Ontario MPP
- In office 1934–1937
- Preceded by: George Oakley
- Succeeded by: William Summerville
- Constituency: Riverdale

Personal details
- Born: April 21, 1888 England
- Died: August 21, 1969 (aged 81) Toronto, Ontario
- Political party: Liberal
- Spouse: Julien McDonnell (m. 1919-1951)
- Children: 2
- Occupation: Businessman

= Robert Allen (Ontario politician) =

Canadian businessman and politician

Robert Aloysius Allen (April 21, 1888 - August 21, 1969) was a Canadian businessman and politician in Ontario. He was a Liberal member in the Legislative Assembly of Ontario from 1934 to 1937 who represented the downtown Toronto riding of Riverdale.

==Background==
The son of William Allen and Mary Badger, he came to Canada in 1904. In 1919, Allen married Julien McDonnell, the daughter of Randall McDonnell. Together, they raised two sons. His elder son, William, later served as Metro Toronto Chairman. Allen was president of Allen Drugs Ltd.

==Politics==
Allen served on Toronto city council from 1927 to 1930, and in 1933. He ran unsuccessfully for the Toronto East seat in the Canadian House of Commons in 1930 as a Liberal, losing to Conservative Edmond Baird Ryckman.

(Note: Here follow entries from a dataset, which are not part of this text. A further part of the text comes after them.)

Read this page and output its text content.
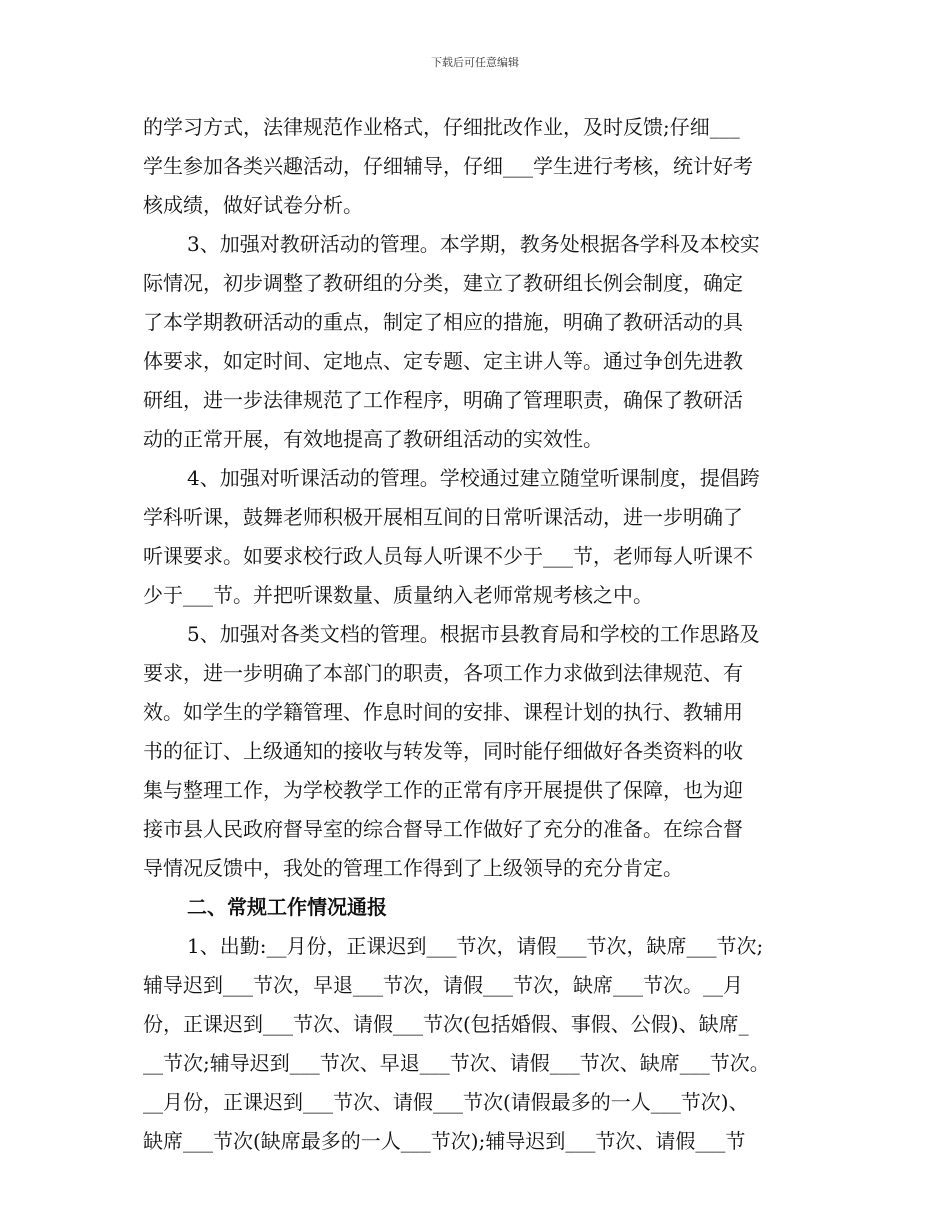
下载后可任意编辑
的学习方式，法律规范作业格式，仔细批改作业，及时反馈;仔细___
学生参加各类兴趣活动，仔细辅导，仔细___学生进行考核，统计好考
核成绩，做好试卷分析。
3、加强对教研活动的管理。本学期，教务处根据各学科及本校实
际情况，初步调整了教研组的分类，建立了教研组长例会制度，确定
了本学期教研活动的重点，制定了相应的措施，明确了教研活动的具
体要求，如定时间、定地点、定专题、定主讲人等。通过争创先进教
研组，进一步法律规范了工作程序，明确了管理职责，确保了教研活
动的正常开展，有效地提高了教研组活动的实效性。
4、加强对听课活动的管理。学校通过建立随堂听课制度，提倡跨
学科听课，鼓舞老师积极开展相互间的日常听课活动，进一步明确了
听课要求。如要求校行政人员每人听课不少于___节，老师每人听课不
少于___节。并把听课数量、质量纳入老师常规考核之中。
5、加强对各类文档的管理。根据市县教育局和学校的工作思路及
要求，进一步明确了本部门的职责，各项工作力求做到法律规范、有
效。如学生的学籍管理、作息时间的安排、课程计划的执行、教辅用
书的征订、上级通知的接收与转发等，同时能仔细做好各类资料的收
集与整理工作，为学校教学工作的正常有序开展提供了保障，也为迎
接市县人民政府督导室的综合督导工作做好了充分的准备。在综合督
导情况反馈中，我处的管理工作得到了上级领导的充分肯定。
二、常规工作情况通报
1、出勤:__月份，正课迟到___节次，请假___节次，缺席___节次;
辅导迟到___节次，早退___节次，请假___节次，缺席___节次。__月
份，正课迟到___节次、请假___节次(包括婚假、事假、公假)、缺席_
__节次;辅导迟到___节次、早退___节次、请假___节次、缺席___节次。
__月份，正课迟到___节次、请假___节次(请假最多的一人___节次)、
缺席___节次(缺席最多的一人___节次);辅导迟到___节次、请假___节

In the 1934 provincial election, he ran as the Liberal candidate in the riding of Riverdale. He defeated incumbent Conservative candidate George Oakley by 535 votes. He served as a backbench supporter of Premier Mitchell Hepburn. In the 1937 election, he was defeated by Conservative candidate William Summerville by 2,761 votes.